The graphics are colourful and bright, while the animations are fine without being too dazzling. It looks just like what it is – a enhanced remake of a pretty 16-bit game, and retro gamers will certainly appreciate that; the 3D effect isn't spectacular at all, but it's nice to see that the developers actually tried in the first place. The music is suitable for the funny mood of the game and so are the humorous and eminently weird sound effects.
A point of annoyance is that if you restart from a save game you always start on level one on the level map screen – and you have move to your latest unlocked level by yourself; it'd have been nicer if Putty were just placed at the level we last finished. Furthermore, the game crashed a few times, especially when trying to use the map at the beginning of some levels. These crashes entirely froze the hardware, so the 3DS had to be restarted — luckily it didn't happen too often, but it's still disappointing. These are relatively minor drawbacks, of course — the main problem is the pricing. Despite being a well-produced and enjoyable game with a good level of content, its status as a budget retail title — it can be found in some stores as a physical release — belies the fact it feels like a download game; it's at a high price for the 3DS eShop market.

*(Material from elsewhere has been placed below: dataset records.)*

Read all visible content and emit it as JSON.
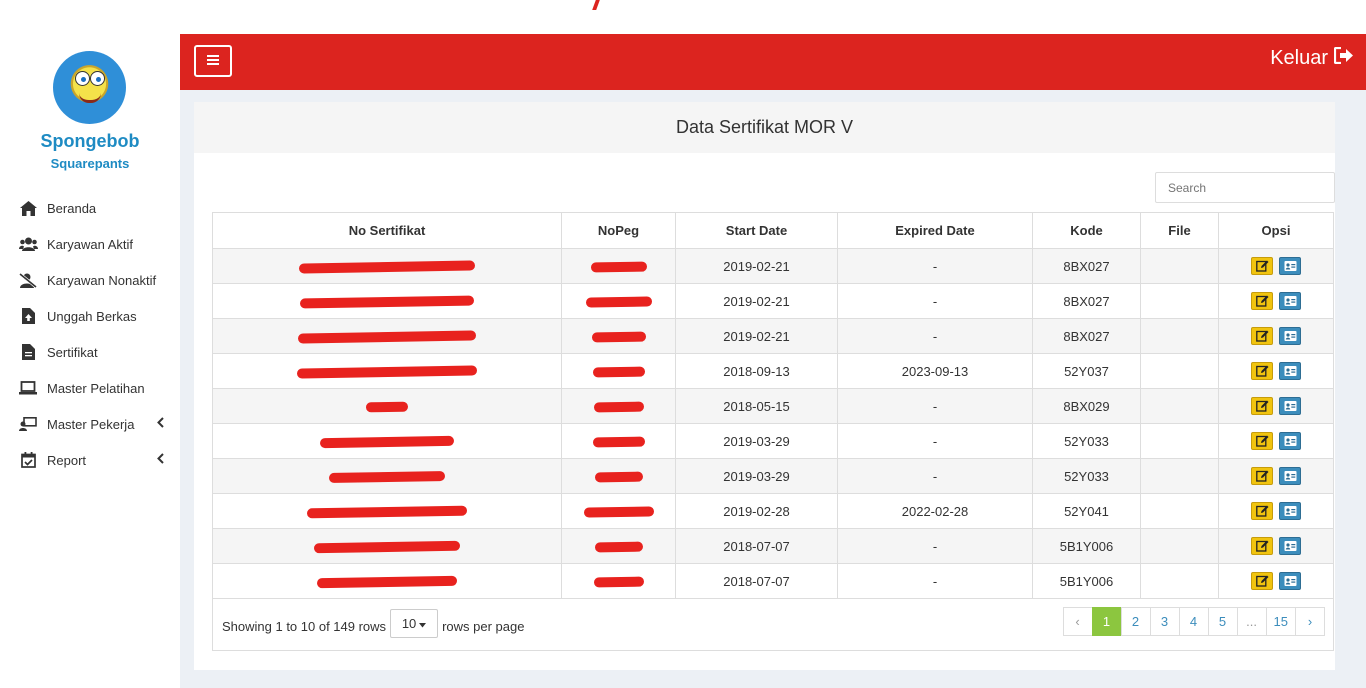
{
  "user": {
    "name": "Spongebob",
    "subtitle": "Squarepants"
  },
  "sidebar": {
    "items": [
      {
        "label": "Beranda",
        "icon": "home-icon"
      },
      {
        "label": "Karyawan Aktif",
        "icon": "users-icon"
      },
      {
        "label": "Karyawan Nonaktif",
        "icon": "user-slash-icon"
      },
      {
        "label": "Unggah Berkas",
        "icon": "file-upload-icon"
      },
      {
        "label": "Sertifikat",
        "icon": "file-icon"
      },
      {
        "label": "Master Pelatihan",
        "icon": "laptop-icon"
      },
      {
        "label": "Master Pekerja",
        "icon": "chalkboard-user-icon",
        "submenu": true
      },
      {
        "label": "Report",
        "icon": "calendar-check-icon",
        "submenu": true
      }
    ]
  },
  "header": {
    "logout_label": "Keluar",
    "accent": "#dc241f"
  },
  "panel": {
    "title": "Data Sertifikat MOR V",
    "search_placeholder": "Search",
    "columns": [
      "No Sertifikat",
      "NoPeg",
      "Start Date",
      "Expired Date",
      "Kode",
      "File",
      "Opsi"
    ],
    "rows": [
      {
        "start": "2019-02-21",
        "expired": "-",
        "kode": "8BX027"
      },
      {
        "start": "2019-02-21",
        "expired": "-",
        "kode": "8BX027"
      },
      {
        "start": "2019-02-21",
        "expired": "-",
        "kode": "8BX027"
      },
      {
        "start": "2018-09-13",
        "expired": "2023-09-13",
        "kode": "52Y037"
      },
      {
        "start": "2018-05-15",
        "expired": "-",
        "kode": "8BX029"
      },
      {
        "start": "2019-03-29",
        "expired": "-",
        "kode": "52Y033"
      },
      {
        "start": "2019-03-29",
        "expired": "-",
        "kode": "52Y033"
      },
      {
        "start": "2019-02-28",
        "expired": "2022-02-28",
        "kode": "52Y041"
      },
      {
        "start": "2018-07-07",
        "expired": "-",
        "kode": "5B1Y006"
      },
      {
        "start": "2018-07-07",
        "expired": "-",
        "kode": "5B1Y006"
      }
    ],
    "footer": {
      "showing_text": "Showing 1 to 10 of 149 rows",
      "per_page_value": "10",
      "per_page_suffix": "rows per page",
      "pages": [
        "‹",
        "1",
        "2",
        "3",
        "4",
        "5",
        "...",
        "15",
        "›"
      ],
      "active_page": "1"
    }
  }
}
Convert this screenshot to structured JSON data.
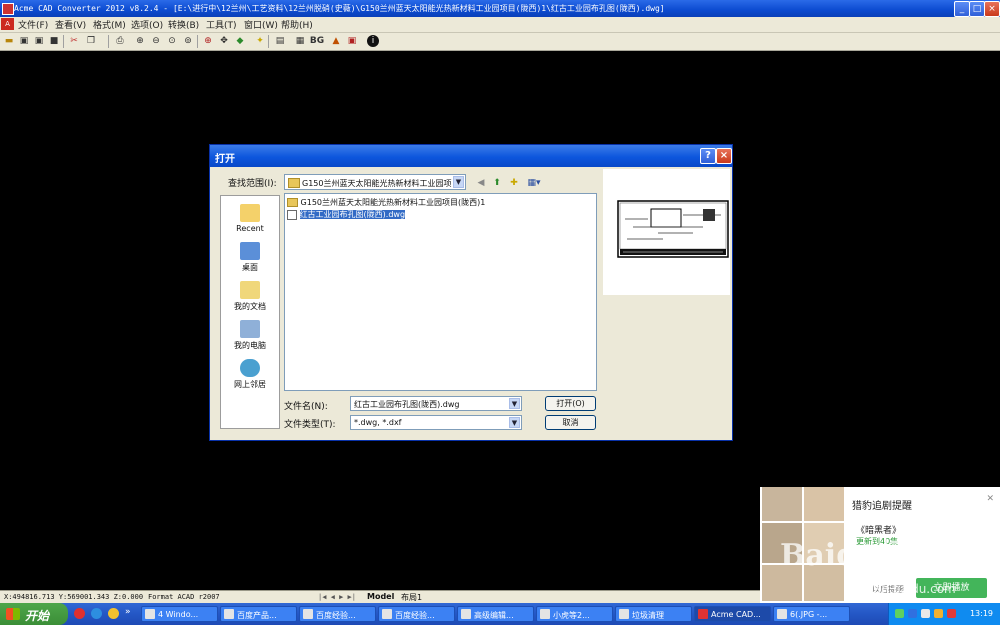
{
  "window": {
    "title": "Acme CAD Converter 2012 v8.2.4 - [E:\\进行中\\12兰州\\工艺资料\\12兰州脱硝(史薇)\\G150兰州蓝天太阳能光热新材料工业园项目(陇西)1\\红古工业园布孔图(陇西).dwg]"
  },
  "menu": [
    "文件(F)",
    "查看(V)",
    "格式(M)",
    "选项(O)",
    "转换(B)",
    "工具(T)",
    "窗口(W)",
    "帮助(H)"
  ],
  "toolbar": {
    "bg_label": "BG"
  },
  "dialog": {
    "title": "打开",
    "lookin_label": "查找范围(I):",
    "lookin_value": "G150兰州蓝天太阳能光热新材料工业园项",
    "places": [
      "Recent",
      "桌面",
      "我的文档",
      "我的电脑",
      "网上邻居"
    ],
    "files": [
      "G150兰州蓝天太阳能光热新材料工业园项目(陇西)1",
      "红古工业园布孔图(陇西).dwg"
    ],
    "filename_label": "文件名(N):",
    "filename_value": "红古工业园布孔图(陇西).dwg",
    "filetype_label": "文件类型(T):",
    "filetype_value": "*.dwg, *.dxf",
    "open_button": "打开(O)",
    "cancel_button": "取消"
  },
  "status": {
    "coords": "X:494816.713 Y:569001.343 Z:0.000",
    "format": "Format ACAD r2007",
    "tab_model": "Model",
    "tab_layout": "布局1"
  },
  "taskbar": {
    "start": "开始",
    "tasks": [
      "4 Windo...",
      "百度产品...",
      "百度经验...",
      "百度经验...",
      "高级编辑...",
      "小虎等2...",
      "垃圾清理",
      "Acme CAD...",
      "6(.JPG -..."
    ],
    "clock": "13:19"
  },
  "popup": {
    "title": "猎豹追剧提醒",
    "show": "《暗黑者》",
    "update": "更新到40集",
    "remind": "以后提醒",
    "play": "立即播放"
  },
  "watermark": {
    "logo": "Baidu经验",
    "url": "jingyan.baidu.com"
  }
}
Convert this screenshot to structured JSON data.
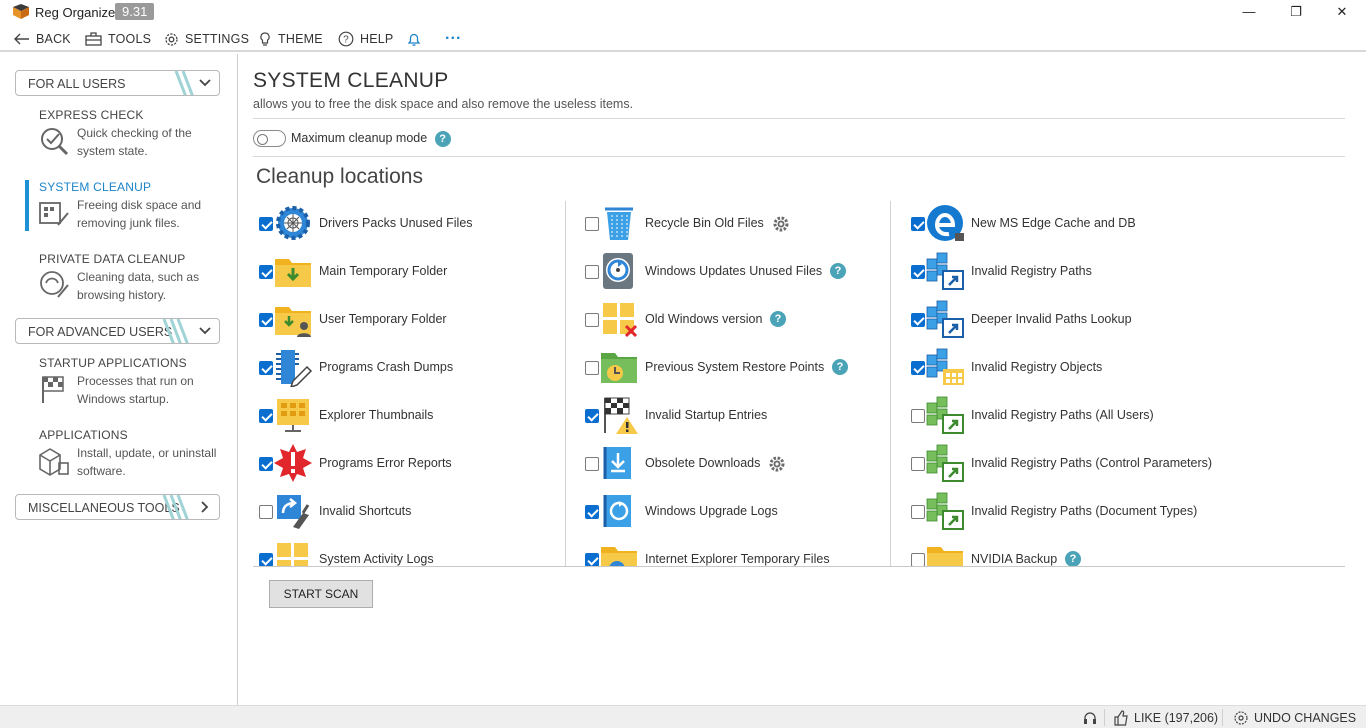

Putty Squad is a slightly overpriced but well-produced, and a highly enjoyable game for fans of retro platformers; it's well suited for the Nintendo 3DS. The game is charming, imaginative and funny, and serves as a reminder as to why many Amiga platformers where so beloved in the '90s. It offers a lot of content and will be enjoyed by anyone who has a love for classic platform games, but there are rough edges which should have been dealt with before release.